The vertical form fill sealing machine is a machine that makes the laminated packaging roll films into a bag tube, filling and sealing the bags, the three functions are automatically and continuously completed. The plastic stretch film motor is controlled to pull the packaging plastic film down, and then the transmission part of the stretch film supplies the length of the stretch film according to the signal of the sensor that detects the plastic film. The stretch film is partially formed by the bag former, and seals the bottom of the packing bag horizontally. The next step is automatic weighing and unloading. The material falls into the bag, then seals, and finally cuts off, and a complete packaging bag comes out.
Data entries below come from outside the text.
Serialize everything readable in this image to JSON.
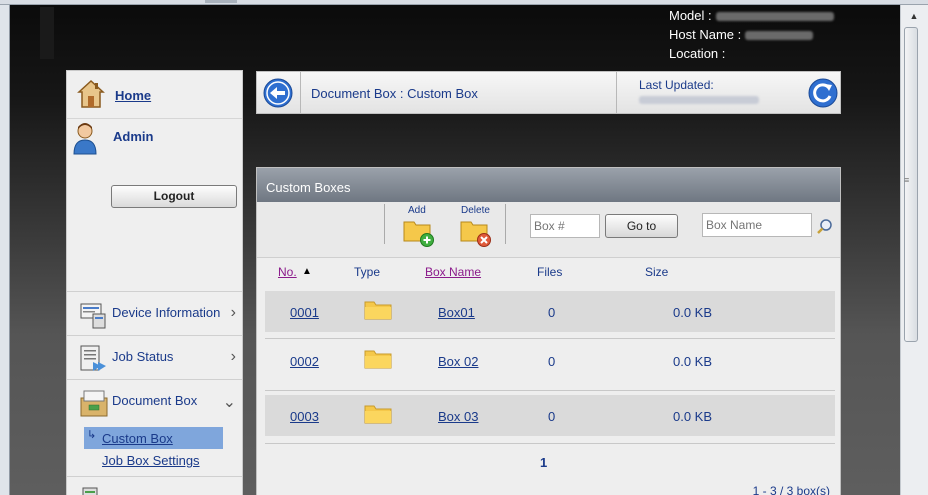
{
  "device_info": {
    "model_label": "Model :",
    "host_label": "Host Name :",
    "location_label": "Location :"
  },
  "sidebar": {
    "home_label": "Home",
    "admin_label": "Admin",
    "logout_label": "Logout",
    "items": [
      {
        "label": "Device Information",
        "icon": "device-info-icon",
        "chevron": "›"
      },
      {
        "label": "Job Status",
        "icon": "job-status-icon",
        "chevron": "›"
      },
      {
        "label": "Document Box",
        "icon": "document-box-icon",
        "chevron": "⌄"
      }
    ],
    "sub_items": [
      {
        "label": "Custom Box",
        "selected": true
      },
      {
        "label": "Job Box Settings",
        "selected": false
      }
    ]
  },
  "header": {
    "breadcrumb": "Document Box : Custom Box",
    "last_updated_label": "Last Updated:"
  },
  "panel": {
    "title": "Custom Boxes",
    "toolbar": {
      "add_label": "Add",
      "delete_label": "Delete",
      "box_number_placeholder": "Box #",
      "goto_label": "Go to",
      "box_name_placeholder": "Box Name"
    },
    "columns": {
      "no": "No.",
      "sort_indicator": "▲",
      "type": "Type",
      "box_name": "Box Name",
      "files": "Files",
      "size": "Size"
    },
    "rows": [
      {
        "no": "0001",
        "name": "Box01",
        "files": "0",
        "size": "0.0 KB"
      },
      {
        "no": "0002",
        "name": "Box 02",
        "files": "0",
        "size": "0.0 KB"
      },
      {
        "no": "0003",
        "name": "Box 03",
        "files": "0",
        "size": "0.0 KB"
      }
    ],
    "page_number": "1",
    "count_text": "1 - 3 / 3 box(s)"
  },
  "colors": {
    "link": "#1a3a8a",
    "visited": "#8b1a8b",
    "selected_bg": "#7fa6dc",
    "folder": "#f5c84a"
  }
}
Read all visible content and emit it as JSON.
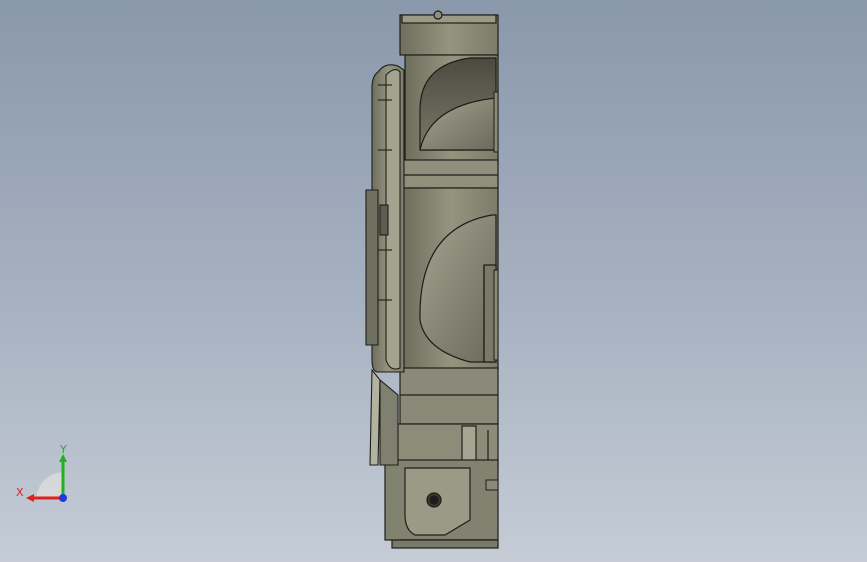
{
  "viewport": {
    "background_top": "#8a98ac",
    "background_bottom": "#c5ccd6"
  },
  "model": {
    "body_color": "#8a8a76",
    "edge_color": "#1e1e1a",
    "highlight_color": "#c9c9b8"
  },
  "triad": {
    "x_label": "X",
    "y_label": "Y",
    "x_color": "#e0201a",
    "y_color": "#1fb21f",
    "z_color": "#1f3ad6"
  }
}
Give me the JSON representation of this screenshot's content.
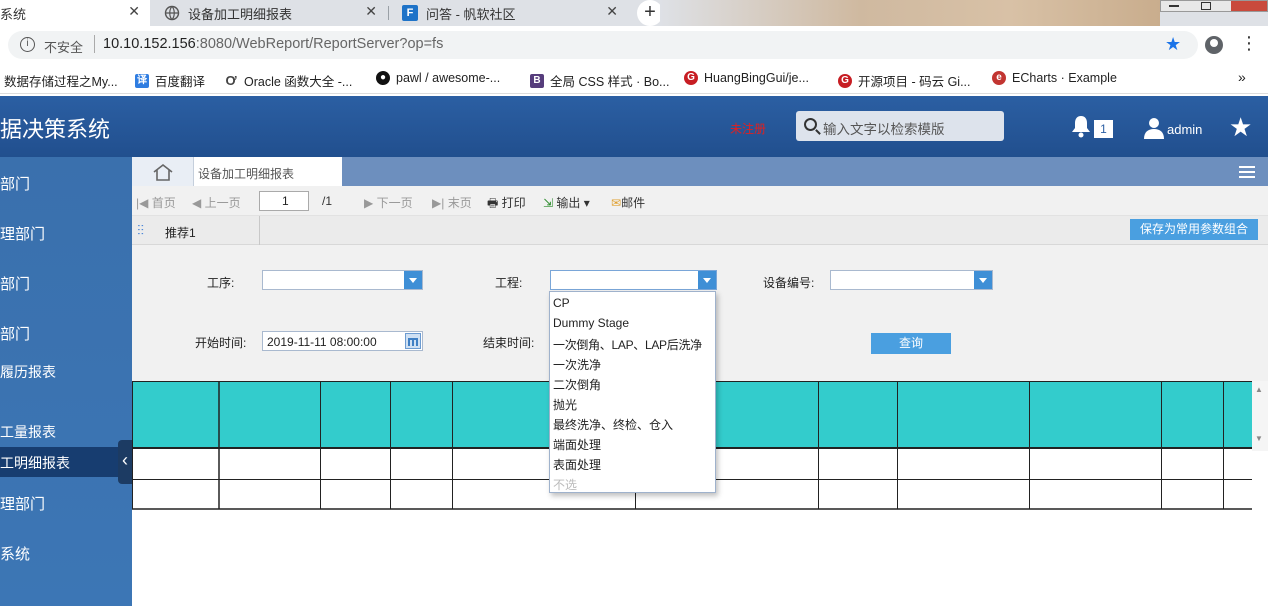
{
  "browser": {
    "tabs": [
      {
        "label": "系统",
        "active": true
      },
      {
        "label": "设备加工明细报表",
        "active": false
      },
      {
        "label": "问答 - 帆软社区",
        "active": false
      }
    ],
    "new_tab": "+",
    "security_label": "不安全",
    "url_host": "10.10.152.156",
    "url_rest": ":8080/WebReport/ReportServer?op=fs",
    "bookmarks": [
      {
        "label": "数据存储过程之My...",
        "icon": "none"
      },
      {
        "label": "百度翻译",
        "icon": "translate-icon",
        "color": "#2f7de1"
      },
      {
        "label": "Oracle 函数大全 -...",
        "icon": "oracle-icon",
        "color": "#444444"
      },
      {
        "label": "pawl / awesome-...",
        "icon": "github-icon",
        "color": "#111111"
      },
      {
        "label": "全局 CSS 样式 · Bo...",
        "icon": "bootstrap-icon",
        "color": "#563d7c"
      },
      {
        "label": "HuangBingGui/je...",
        "icon": "gitee-icon",
        "color": "#c71d23"
      },
      {
        "label": "开源项目 - 码云 Gi...",
        "icon": "gitee-icon",
        "color": "#c71d23"
      },
      {
        "label": "ECharts · Example",
        "icon": "echarts-icon",
        "color": "#c23531"
      }
    ],
    "more": "»"
  },
  "app": {
    "title": "据决策系统",
    "unregistered": "未注册",
    "search_placeholder": "输入文字以检索模版",
    "notification_count": "1",
    "user": "admin"
  },
  "sidebar": {
    "items": [
      {
        "label": "部门",
        "active": false
      },
      {
        "label": "理部门",
        "active": false
      },
      {
        "label": "部门",
        "active": false
      },
      {
        "label": "部门",
        "active": false
      },
      {
        "label": "履历报表",
        "active": false
      },
      {
        "label": "工量报表",
        "active": false
      },
      {
        "label": "工明细报表",
        "active": true
      },
      {
        "label": "理部门",
        "active": false
      },
      {
        "label": "系统",
        "active": false
      }
    ],
    "collapse_glyph": "‹"
  },
  "content": {
    "tab_label": "设备加工明细报表",
    "toolbar": {
      "first": "首页",
      "prev": "上一页",
      "page_value": "1",
      "page_total": "/1",
      "next": "下一页",
      "last": "末页",
      "print": "打印",
      "export": "输出",
      "email": "邮件"
    },
    "param_tab": "推荐1",
    "save_params": "保存为常用参数组合",
    "params": {
      "process_label": "工序:",
      "process_value": "",
      "project_label": "工程:",
      "project_value": "",
      "device_label": "设备编号:",
      "device_value": "",
      "start_label": "开始时间:",
      "start_value": "2019-11-11 08:00:00",
      "end_label": "结束时间:",
      "query": "查询"
    },
    "dropdown_options": [
      "CP",
      "Dummy Stage",
      "一次倒角、LAP、LAP后洗净",
      "一次洗净",
      "二次倒角",
      "抛光",
      "最终洗净、终检、仓入",
      "端面处理",
      "表面处理",
      "不选"
    ]
  },
  "colors": {
    "header_blue": "#2b5fa3",
    "sidebar_blue": "#3a70ad",
    "table_header": "#33cccc",
    "accent_button": "#4a9fe0"
  }
}
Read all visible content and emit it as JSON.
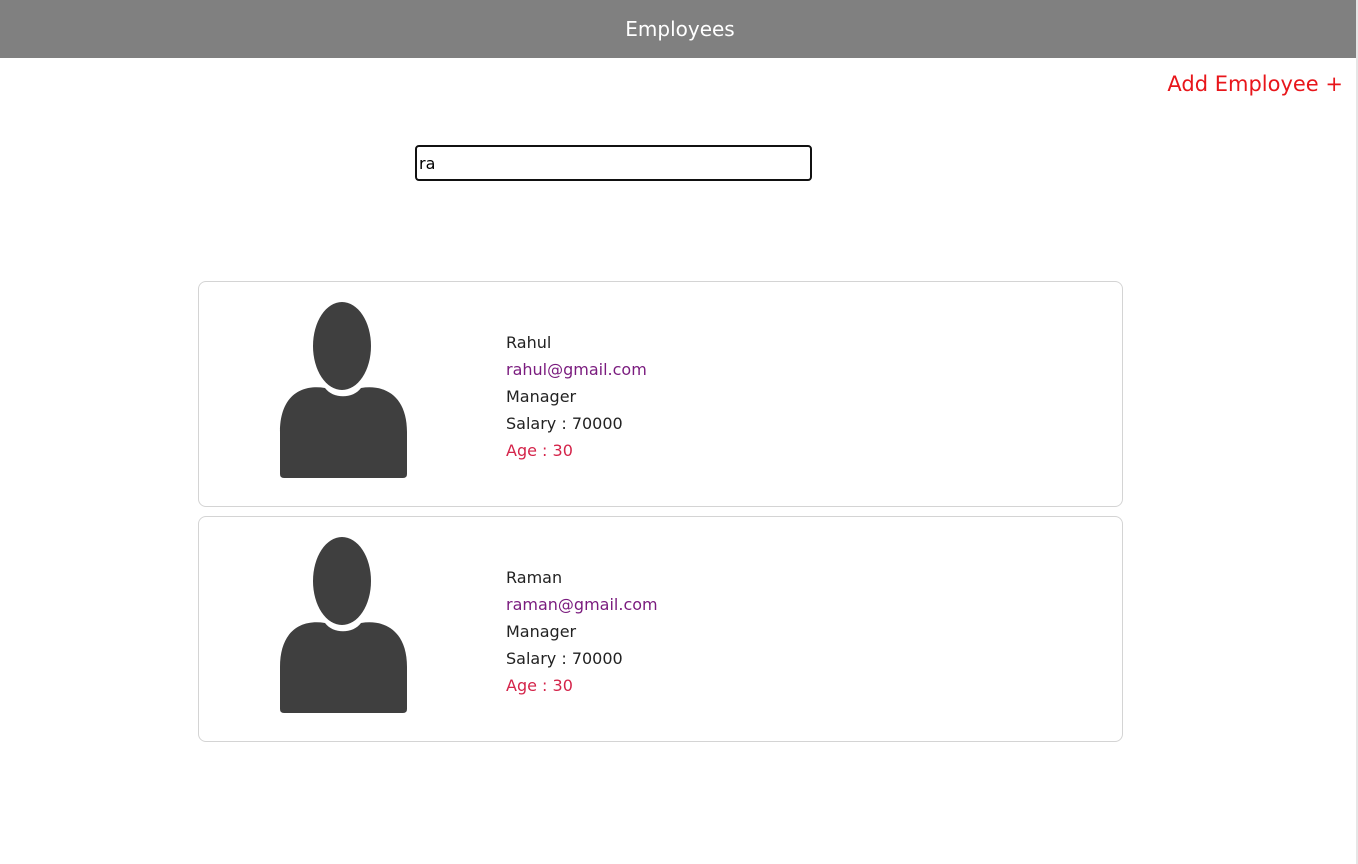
{
  "header": {
    "title": "Employees"
  },
  "actions": {
    "add_employee_label": "Add Employee +"
  },
  "search": {
    "value": "ra",
    "placeholder": ""
  },
  "employees": [
    {
      "name": "Rahul",
      "email": "rahul@gmail.com",
      "role": "Manager",
      "salary": "Salary : 70000",
      "age": "Age : 30",
      "avatar_icon": "person-avatar-icon"
    },
    {
      "name": "Raman",
      "email": "raman@gmail.com",
      "role": "Manager",
      "salary": "Salary : 70000",
      "age": "Age : 30",
      "avatar_icon": "person-avatar-icon"
    }
  ],
  "colors": {
    "header_bg": "#808080",
    "add_link": "#e8161b",
    "email": "#7a1b7e",
    "age": "#d4244a"
  }
}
The packaging process of an automatic pre-made pouch fill and seal Machine is:
(1). The operator puts a certain number of pre-made pouches in the place where the machine automatically takes the bags. The bag will be automatically sent to the machine clamp, and the turntable will transport the bag to the coding station. After the ribbon inspection, the packaging machine performs normal coding on the bag.
(2). After the above two processes, the machine clamp will automatically open the packing bag and fill the material in. In this process, the packaging machine will first detect whether the packing bag is opened. If the bag is not opened, the material will not automatically fall.
(3). After the material is filled, the machine can be equipped with exhaust gas, nitrogen gas, and other processes, and then enter the heat sealing process, that is the bag packaging machine will seal the packing bag filled with the material at a set temperature. The last step is The conveyor belt outputs the packed bags.
How to choose this suitable quick-frozen product filling machine? If your quick-frozen product category is relatively single, it is recommended to use the vertical form fill sealing machine. If there are many types of products, it is recommended to use the automatic premade pouch fill and seal machine, because it is suitable for a wide range of bag types, the bag width is different, you can use the same machine to complete filling within a certain range. The adjustment method is also very simple, only need to complete the setting on the touch screen, without any manual adjustment.